Aged Cheeses
Gouda
A creamy, washed curd cheese recipe that originated in Holland. Our rendition contains raw milk cultures that produce a complex, tasty treat.
Smoked Gouda
We took our delicious Gouda and cool smoked them with apple wood. This cheese is a standout for a cheese plate or charcuterie board.
Colby Cheddar
One of our most universally well-liked cheeses. This cheddar is warm and sweet. When aged over 6mo, it gains wonderful nutty flavors.
Montasio
This Italian recipe has a wonderful firm texture with rich, nutty flavors from the thermophilic cultures. Sure to please.
Fontina
A rich, creamy cheese that is smooth and sweet. It is great addition to a charcuterie board and pairs well with fruit and nuts.
Asiago
This Italian recipe has a firm texture. It has flavors from the traditional cultures but we also love the flavor that shines through from our pasture-based Jersey milk.
Caerphilly Cheddar
Named after the Caerphilly Castle in Wales, Welsh miners would take this cheese in their lunch buckets. Its tangy flavor and flaky, buttery texture.
Jalapeno Gouda
A creamy, washed curd cheese recipe that originated in Holland with a kick from chipotle jalapeños. This spicy complex taste treat has a myriad of uses.
Fairmount
A creamy washed curd cheese in the Havarti style. It has a full, rich flavor with a bit of funk. Named after a 130 year old local church that was destroyed by a tornado.
Skyview Prairie
A mild, tangy flavor, and a firm texture make this cheese unforgettable. An excellent table cheese that pairs well with mustard and smoked meats.
Himmelsburg
This wonderful cheese came from Jarlsburg recipe that we revised. Smooth and creamy with a hint of nuttiness and some complimentary sharp flavors.
Skyjack
Classic jack cheese that is extremely versatile. Grate, melt, or just slice and eat it!

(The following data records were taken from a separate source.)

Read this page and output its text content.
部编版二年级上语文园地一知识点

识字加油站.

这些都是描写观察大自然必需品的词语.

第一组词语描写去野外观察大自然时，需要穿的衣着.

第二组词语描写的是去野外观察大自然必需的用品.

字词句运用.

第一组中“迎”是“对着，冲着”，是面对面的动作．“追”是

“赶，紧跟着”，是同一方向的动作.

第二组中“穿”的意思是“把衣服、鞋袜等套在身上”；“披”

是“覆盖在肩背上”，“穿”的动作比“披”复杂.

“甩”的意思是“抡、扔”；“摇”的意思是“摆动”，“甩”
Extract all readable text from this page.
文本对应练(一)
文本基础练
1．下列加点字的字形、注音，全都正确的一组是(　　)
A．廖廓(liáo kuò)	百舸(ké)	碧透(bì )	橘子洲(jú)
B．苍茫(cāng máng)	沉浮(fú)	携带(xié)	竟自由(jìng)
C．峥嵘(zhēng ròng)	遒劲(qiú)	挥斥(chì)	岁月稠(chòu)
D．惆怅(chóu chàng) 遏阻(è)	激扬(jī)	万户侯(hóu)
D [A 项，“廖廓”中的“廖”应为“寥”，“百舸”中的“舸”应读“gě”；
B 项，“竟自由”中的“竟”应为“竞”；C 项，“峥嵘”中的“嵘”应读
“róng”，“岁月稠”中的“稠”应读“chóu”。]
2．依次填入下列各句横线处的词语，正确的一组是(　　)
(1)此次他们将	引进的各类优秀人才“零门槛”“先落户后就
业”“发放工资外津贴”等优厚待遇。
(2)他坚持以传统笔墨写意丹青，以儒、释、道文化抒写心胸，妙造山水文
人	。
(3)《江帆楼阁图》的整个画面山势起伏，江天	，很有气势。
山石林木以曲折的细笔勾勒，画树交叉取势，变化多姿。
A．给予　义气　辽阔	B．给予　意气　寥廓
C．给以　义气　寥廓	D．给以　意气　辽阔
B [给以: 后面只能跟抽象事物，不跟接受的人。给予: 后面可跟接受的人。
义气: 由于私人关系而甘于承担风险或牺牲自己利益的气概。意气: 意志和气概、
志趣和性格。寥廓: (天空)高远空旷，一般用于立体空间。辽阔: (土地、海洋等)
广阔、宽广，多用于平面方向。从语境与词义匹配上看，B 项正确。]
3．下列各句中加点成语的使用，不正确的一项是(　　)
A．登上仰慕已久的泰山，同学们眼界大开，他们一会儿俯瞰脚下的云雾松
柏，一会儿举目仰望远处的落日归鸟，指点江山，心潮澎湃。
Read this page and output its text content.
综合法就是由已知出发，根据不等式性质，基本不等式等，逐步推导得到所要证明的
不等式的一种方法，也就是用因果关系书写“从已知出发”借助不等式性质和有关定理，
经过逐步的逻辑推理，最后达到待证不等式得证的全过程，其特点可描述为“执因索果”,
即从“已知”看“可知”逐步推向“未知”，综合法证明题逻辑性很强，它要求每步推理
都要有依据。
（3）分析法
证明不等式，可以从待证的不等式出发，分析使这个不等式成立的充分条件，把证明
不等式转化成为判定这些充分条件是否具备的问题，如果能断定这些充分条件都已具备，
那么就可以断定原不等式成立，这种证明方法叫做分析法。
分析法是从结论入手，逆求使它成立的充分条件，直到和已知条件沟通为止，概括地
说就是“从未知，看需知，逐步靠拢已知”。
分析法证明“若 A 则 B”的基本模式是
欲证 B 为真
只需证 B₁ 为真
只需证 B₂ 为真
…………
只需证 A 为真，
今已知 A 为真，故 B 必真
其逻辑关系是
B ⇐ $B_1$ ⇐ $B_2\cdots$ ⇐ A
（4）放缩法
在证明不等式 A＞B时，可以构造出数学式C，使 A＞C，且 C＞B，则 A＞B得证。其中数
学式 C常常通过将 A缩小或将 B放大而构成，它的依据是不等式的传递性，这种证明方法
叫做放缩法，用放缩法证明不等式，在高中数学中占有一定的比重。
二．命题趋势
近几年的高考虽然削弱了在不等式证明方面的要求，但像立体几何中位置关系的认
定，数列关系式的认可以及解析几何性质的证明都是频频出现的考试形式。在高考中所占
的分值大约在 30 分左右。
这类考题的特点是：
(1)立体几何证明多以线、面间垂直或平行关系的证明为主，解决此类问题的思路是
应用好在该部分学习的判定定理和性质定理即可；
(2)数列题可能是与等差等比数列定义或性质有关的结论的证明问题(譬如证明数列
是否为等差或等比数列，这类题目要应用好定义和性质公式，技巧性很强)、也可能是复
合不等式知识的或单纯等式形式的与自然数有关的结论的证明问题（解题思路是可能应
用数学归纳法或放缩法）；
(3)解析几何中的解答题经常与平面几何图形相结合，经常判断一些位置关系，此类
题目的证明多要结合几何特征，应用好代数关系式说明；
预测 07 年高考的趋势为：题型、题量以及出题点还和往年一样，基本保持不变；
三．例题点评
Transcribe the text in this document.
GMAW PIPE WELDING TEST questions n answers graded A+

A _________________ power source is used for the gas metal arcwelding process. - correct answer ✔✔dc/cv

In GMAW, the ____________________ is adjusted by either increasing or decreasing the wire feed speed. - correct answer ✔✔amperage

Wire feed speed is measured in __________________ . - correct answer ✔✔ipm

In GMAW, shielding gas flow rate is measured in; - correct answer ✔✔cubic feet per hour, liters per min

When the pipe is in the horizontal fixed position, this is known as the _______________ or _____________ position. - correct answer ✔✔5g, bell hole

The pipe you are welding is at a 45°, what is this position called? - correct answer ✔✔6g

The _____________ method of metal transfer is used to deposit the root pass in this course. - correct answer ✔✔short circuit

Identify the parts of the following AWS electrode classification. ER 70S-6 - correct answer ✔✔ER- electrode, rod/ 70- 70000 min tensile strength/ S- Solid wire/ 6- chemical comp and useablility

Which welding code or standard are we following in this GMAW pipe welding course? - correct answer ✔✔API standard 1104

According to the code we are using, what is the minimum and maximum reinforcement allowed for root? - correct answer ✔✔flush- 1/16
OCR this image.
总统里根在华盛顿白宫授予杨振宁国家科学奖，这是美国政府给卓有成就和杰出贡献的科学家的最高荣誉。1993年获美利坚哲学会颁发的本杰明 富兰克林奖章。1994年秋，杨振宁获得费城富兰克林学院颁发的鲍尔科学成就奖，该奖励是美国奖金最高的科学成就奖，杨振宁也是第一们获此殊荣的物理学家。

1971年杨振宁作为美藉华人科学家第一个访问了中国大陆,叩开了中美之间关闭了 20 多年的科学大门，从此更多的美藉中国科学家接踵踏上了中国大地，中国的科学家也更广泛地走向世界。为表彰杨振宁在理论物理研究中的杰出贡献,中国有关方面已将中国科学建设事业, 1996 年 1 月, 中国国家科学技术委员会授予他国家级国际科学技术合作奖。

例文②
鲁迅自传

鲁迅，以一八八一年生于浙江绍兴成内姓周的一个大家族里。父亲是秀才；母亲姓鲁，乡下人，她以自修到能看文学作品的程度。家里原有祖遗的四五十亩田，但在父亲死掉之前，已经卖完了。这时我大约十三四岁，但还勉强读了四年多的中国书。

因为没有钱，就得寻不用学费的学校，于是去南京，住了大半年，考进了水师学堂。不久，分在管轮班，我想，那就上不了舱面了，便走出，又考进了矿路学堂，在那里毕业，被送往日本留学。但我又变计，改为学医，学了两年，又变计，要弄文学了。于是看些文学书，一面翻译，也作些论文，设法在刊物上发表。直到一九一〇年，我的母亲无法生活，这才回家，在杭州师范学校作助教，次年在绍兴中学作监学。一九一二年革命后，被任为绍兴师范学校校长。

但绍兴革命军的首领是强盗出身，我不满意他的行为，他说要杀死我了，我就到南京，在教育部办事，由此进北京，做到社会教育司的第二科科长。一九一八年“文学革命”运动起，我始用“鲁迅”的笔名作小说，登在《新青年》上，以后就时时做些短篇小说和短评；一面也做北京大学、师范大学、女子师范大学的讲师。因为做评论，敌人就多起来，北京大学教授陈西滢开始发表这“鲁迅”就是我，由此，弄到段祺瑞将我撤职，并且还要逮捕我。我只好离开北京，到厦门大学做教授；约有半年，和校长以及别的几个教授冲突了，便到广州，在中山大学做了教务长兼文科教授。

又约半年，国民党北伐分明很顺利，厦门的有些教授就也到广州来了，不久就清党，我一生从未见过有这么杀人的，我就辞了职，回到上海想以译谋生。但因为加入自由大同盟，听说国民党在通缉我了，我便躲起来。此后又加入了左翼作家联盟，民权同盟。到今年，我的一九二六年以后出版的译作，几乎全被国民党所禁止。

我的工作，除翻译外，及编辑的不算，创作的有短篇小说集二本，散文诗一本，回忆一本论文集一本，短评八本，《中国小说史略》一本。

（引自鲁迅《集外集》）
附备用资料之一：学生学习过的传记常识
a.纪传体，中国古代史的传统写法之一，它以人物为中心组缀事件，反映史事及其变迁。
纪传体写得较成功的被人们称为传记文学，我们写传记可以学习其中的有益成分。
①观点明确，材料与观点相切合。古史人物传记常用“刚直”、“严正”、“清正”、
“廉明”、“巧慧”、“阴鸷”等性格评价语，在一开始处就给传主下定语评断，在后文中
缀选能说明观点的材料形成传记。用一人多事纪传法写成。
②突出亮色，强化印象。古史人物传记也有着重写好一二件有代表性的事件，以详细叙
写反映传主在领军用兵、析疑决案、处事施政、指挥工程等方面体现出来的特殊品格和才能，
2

Our aged cheeses are pressed into wheels and aged in our underground cheese cave for at least 2 months. Some varieties shine while still young at that 2 month mark, but some can can take much longer to reach their peak. Some of our most special cheeses have been aging for years.
Many of our cheeses are vacuum sealed before aging to protect them. These cheeses tend to be a bit higher moisture and have more clean flavor profiles than our natural rind cheeses. (Also there is no rind on the outside to cut off!) They carry wonderful flavors of the milk from our pastured jersey cows and develop significant complexity with age.
Some varieties we allow to dry and form a natural rind on the outside that protects the cheese while aging. A natural rind allows a cheese to breathe, release moisture, and develop additional flavors. These cheeses will age very differently than ones that have been sealed. Cheese enthusiasts treasure the complexity and depth of flavor they exhibit.